Finalement, je passe beaucoup de temps auprès de Madame Lumbago, parce que mes parents sont débordés qu’ils disent. Ils doivent travailler toute la journée et des fois toute la nuit pour acheter plein de choses.
Ils doivent aussi assister à des réunions et parler avec des gens qui fument. Je le sais parce que ma mère, quand elle rentre le soir, elle monte me chercher chez Madame Lumbago et moi, j’aime ça. Je fais semblant de dormir. Je me laisse porter dans ses bras. Elle me donne des petits becs dans le cou et elle dit toujours :
— Je t’aime, ma petite Noémie d’amour...
Et elle sent la fumée de cigarette c’est effrayant!
J’ai aussi un père que je ne vois pas souvent. Lui, il est très très débordé. Il paraît même qu’il ne peut pas joindre les deux bouts. Les deux bouts de quoi? Je ne le sais pas.
Il répète toujours :
— Ce n’est pas facile d’être un père, aujourd’hui... Ce n’est pas facile d’être un père, aujourd’hui...
Il a raison! J’ai déjà écouté une émission de télé avec tout plein de papas qui se plaignaient d’être des pères. Un monsieur a dit que ce n’était pas facile d’être un homme tout court. Ça aussi c’est vrai, mon père me l’a déjà répété!

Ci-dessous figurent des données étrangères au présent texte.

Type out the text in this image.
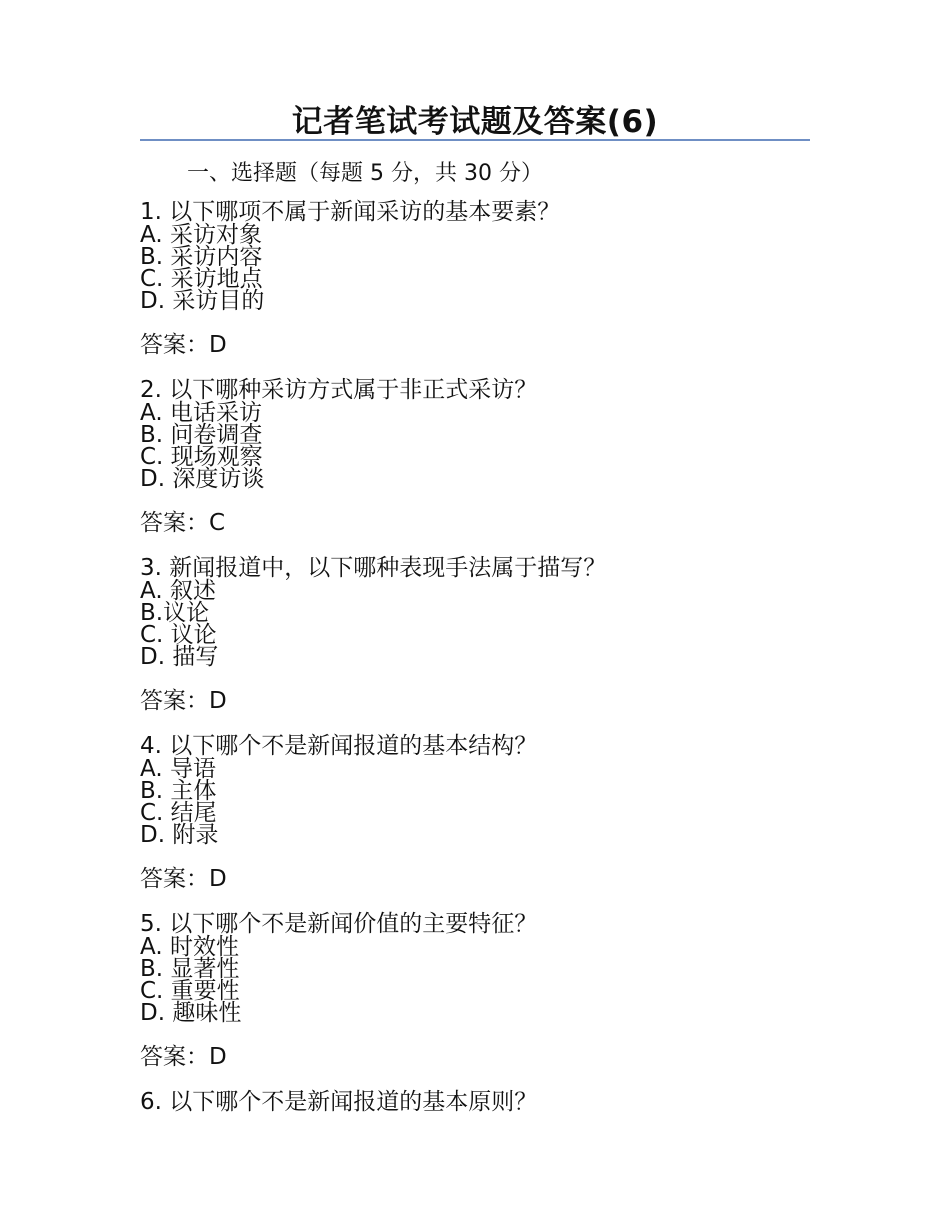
记者笔试考试题及答案(6)
一、选择题（每题 5 分，共 30 分）
1. 以下哪项不属于新闻采访的基本要素？
A. 采访对象
B. 采访内容
C. 采访地点
D. 采访目的
答案：D
2. 以下哪种采访方式属于非正式采访？
A. 电话采访
B. 问卷调查
C. 现场观察
D. 深度访谈
答案：C
3. 新闻报道中，以下哪种表现手法属于描写？
A. 叙述
B.议论
C. 议论
D. 描写
答案：D
4. 以下哪个不是新闻报道的基本结构？
A. 导语
B. 主体
C. 结尾
D. 附录
答案：D
5. 以下哪个不是新闻价值的主要特征？
A. 时效性
B. 显著性
C. 重要性
D. 趣味性
答案：D
6. 以下哪个不是新闻报道的基本原则？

Finalement ma famille, c’est... Madame Lumbago. Comme je n’ai pas de grand-mère, je l’appelle grand-maman, et comme elle n’a jamais eu d’enfant, elle m’appelle souvent sa petite-fille ou son petit trésor et elle me chatouille, en riant deux fois plus que moi.
Elle ne me chicane jamais. Je peux tout faire, sauf courir dans le corridor. Il paraît que je cours comme un éléphant, le plancher en tremble et les cadres sur les murs font cling... cling... Je dois aussi faire très attention aux bibelots alignés sur de petites étagères. Alors je suis prudente, je marche normalement et c’est le bonheur.
Madame Lumbago et moi, on est très bien ensemble, surtout quand elle me donne du sucre à la crème.